Imediatamente em vários lados vê claramente na imagem refletida,  cujos traços faciais flutuam entre o susto repentino e o vazio ausente, uma vontade de vermelho. Uma cor que mais respira para você do que a vida. Ela parece envergonhada de sentir a energia que penetra no seu corpo flácido, entregue. Está prestes a avançar de muitas e variadas formas.

Qualquer um que não conheça apenas os frequentadores ocasionais daqueles becos, não se surpreende ao ver os desenhos orgânicos coloridos pregados nos postes. Os conflitos domésticos sempre formam o contexto. Quem regularmente transitava por aquele bairro, fazia as vestes de figuras longilíneas, dessas que se imagina que buscam sempre o que produz prazer e evitam o que é aversivo.
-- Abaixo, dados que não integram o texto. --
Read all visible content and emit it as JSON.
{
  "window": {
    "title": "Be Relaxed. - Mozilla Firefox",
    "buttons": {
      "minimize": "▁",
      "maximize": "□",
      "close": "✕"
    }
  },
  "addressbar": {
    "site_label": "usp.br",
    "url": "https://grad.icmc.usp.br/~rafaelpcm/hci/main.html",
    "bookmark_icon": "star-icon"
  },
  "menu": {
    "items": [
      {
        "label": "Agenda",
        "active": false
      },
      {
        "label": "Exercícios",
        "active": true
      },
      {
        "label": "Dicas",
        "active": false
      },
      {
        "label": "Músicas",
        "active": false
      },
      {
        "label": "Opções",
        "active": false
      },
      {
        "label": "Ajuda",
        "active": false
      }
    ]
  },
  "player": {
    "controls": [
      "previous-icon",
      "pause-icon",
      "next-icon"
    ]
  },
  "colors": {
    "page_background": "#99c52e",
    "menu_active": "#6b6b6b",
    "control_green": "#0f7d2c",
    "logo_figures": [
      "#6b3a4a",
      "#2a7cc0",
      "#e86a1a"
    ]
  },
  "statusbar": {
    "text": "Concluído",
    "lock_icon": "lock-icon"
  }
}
Aos desavisados tudo seria desleixo ou formas personificadas de algum tipo de câncer social. Na maioria das biografias, a ausência apareceu apenas esquemática. Razão suficiente para que o romancista noturno encontre a estadia solitária no coração de uma multidão. Como foi chamada, 45 anos depois, a esquina Rei das Copas Brilhantes, de alguma forma consegue sempre tirar as coisas do lugar, num outro espaço tempo. Porque de vez em quando, ali era um lugar onde se perde a cabeça. Uma espécie de abandono, uma espécie de ausência. 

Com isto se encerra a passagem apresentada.